For end users, participants, people for whom data is being collected, analyzed, reported, shared, etc., we've done a few studies. And a lot of this started with Casey Fiesler, who's a professor at the University of Colorado Boulder. She had done some work in the very beginning of this project with Nick Proferes, who's a faculty member at Arizona State. And they were looking at Twitter users because Twitter is probably the most common social media platform for scraping. The terms of service allow it. There's tremendous amounts of data, very easy, you don't need any skills to pull it at this point. And so what they did is they interviewed people and did a survey with Twitter users about whether they had any knowledge of this practice, that researchers were regularly scraping the platform, and how they felt about it.
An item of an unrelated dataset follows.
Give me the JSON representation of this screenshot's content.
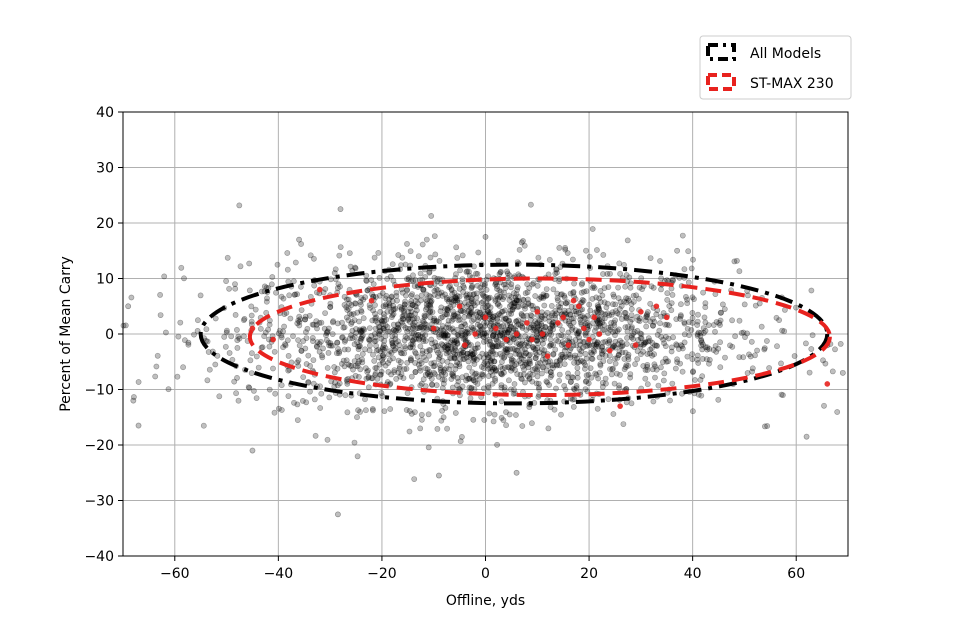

One of the things that we hear again and again is this argument that if the data is public, it's a free-for-all. Sure, you post publicly on Twitter, you basically lose all rights to it. You're assuming that it will be used in various ways. And Casey's work found that is not how users feel about it at all. They were surprised. They didn't actually have expectations of their data being used in that way. Their frame for thinking about tweets was rather narrow. And they wanted some kind of notification, even if that wasn't consent. They wanted to be alerted.
So something that Katie, myself, and our postdoc at the time, Sarah Gilbert, did is we ran a series of four studies looking at four different platforms: Facebook, Instagram, Reddit, and dating apps. Now, we used a method called factorial vignettes, which are really useful for ethical questions because what they allow us to do is to present people with multiple vignettes and very small things in them, and that allows us to start to see what are the individual contextual factors that shape people's attitudes, and how small shifts can make something go from being viewed as appropriate to inappropriate. Probably the biggest finding is reinforcing what Casey found around consent and notification. People very clearly want to learn about this, ideally beforehand, and have an option for not participating, like an opt-out of research at the platform level. But even if not that, they want to be notified at some point, even if it's after the fact. The takeaway here is that from an ethical perspective, relying just on the legal aspect of it does not make it ethical, and that users are not thinking in these very simplistic ways, that “I'm signing up for a platform. I acknowledge that everything that I share on this platform can be used in any way.”